Mattress Firm CEO and President Ken Murphy is stepping down from his position, with Executive Chairman and Chairman of the Board Steve Stagner assuming chief executive responsibilities, effective March 1.
The joint decision “reflects the need for a singular voice of leadership for the company as it navigates the next phase of its growth story,” according to a company statement.
Mattress Firm is under heavy pressure from recent bedding disruptors such as Casper, Leesa, Tuft & Needle and Purple. These retailers have gained popularity in recent years as consumers have become more comfortable buying mattresses online.
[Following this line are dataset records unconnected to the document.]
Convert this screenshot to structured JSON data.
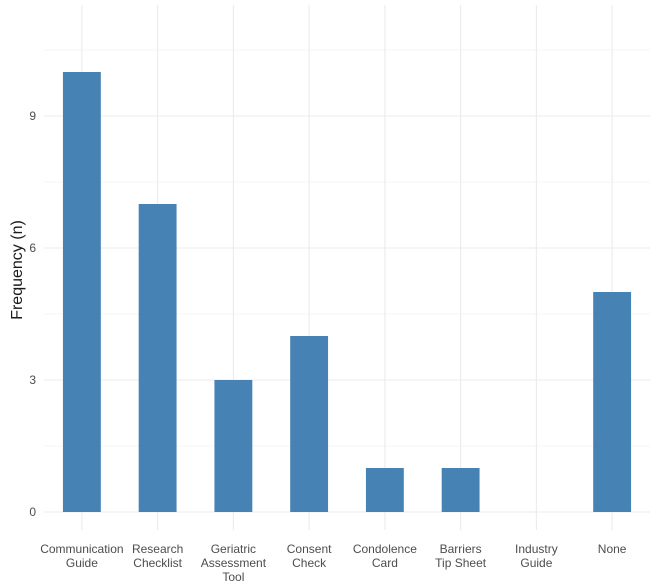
{
  "chart_data": {
    "type": "bar",
    "title": "",
    "xlabel": "",
    "ylabel": "Frequency (n)",
    "categories": [
      [
        "Communication",
        "Guide"
      ],
      [
        "Research",
        "Checklist"
      ],
      [
        "Geriatric",
        "Assessment",
        "Tool"
      ],
      [
        "Consent",
        "Check"
      ],
      [
        "Condolence",
        "Card"
      ],
      [
        "Barriers",
        "Tip Sheet"
      ],
      [
        "Industry",
        "Guide"
      ],
      [
        "None"
      ]
    ],
    "values": [
      10,
      7,
      3,
      4,
      1,
      1,
      0,
      5
    ],
    "ylim": [
      0,
      11
    ],
    "yticks": [
      0,
      3,
      6,
      9
    ],
    "bar_color": "#4682B4",
    "grid": true
  }
}
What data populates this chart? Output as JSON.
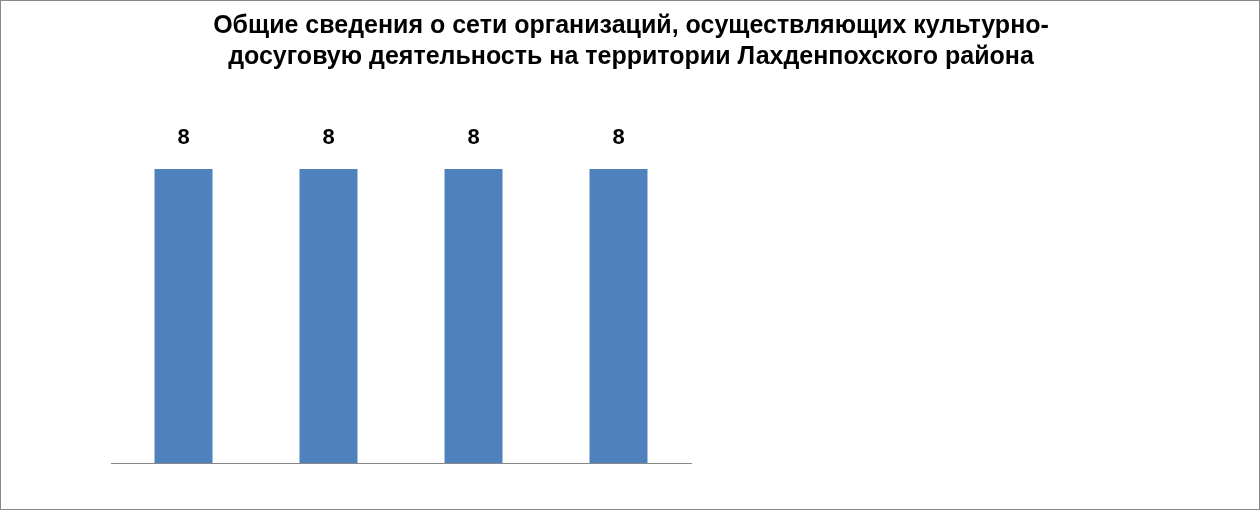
{
  "chart_data": {
    "type": "bar",
    "title": "Общие сведения о сети организаций, осуществляющих культурно-досуговую деятельность на территории Лахденпохского района",
    "categories": [
      null,
      null,
      null,
      null
    ],
    "values": [
      8,
      8,
      8,
      8
    ],
    "color": "#4f81bd",
    "data_labels": true
  }
}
Additionally, these newer companies have arguably provided a more transparent fixed pricing model than traditional mattress retailers.
In December 2017, Mattress Firm confirmed it would be closing 200 stores and entered a new credit agreement that could secure the company as much as $225 million. By 2023, Mattress Firm aims to boost annual revenue to $4 billion and expand private label products to capture 40% of sales.
Mattress Firm is a subsidiary of South African retail giant Steinhoff International, which acquired the retailer for $3.8 billion in August 2016. Murphy’s resignation comes at a significant time, following admissions of accounting irregularities from Steinhoff, whose CEO resigned in December 2017.
Stagner, a 20-year veteran at Mattress Firm, previously served as CEO from February 2010 to March 2016 before passing the reins to Murphy. Stagner oversaw the company’s IPO in 2011.
Stagner previously worked with mattress manufacturers Sealy Corporation and Simmons Bedding Company, as well as owning and operating the largest franchise in the Mattress Firm network prior to joining the corporate office in 2005.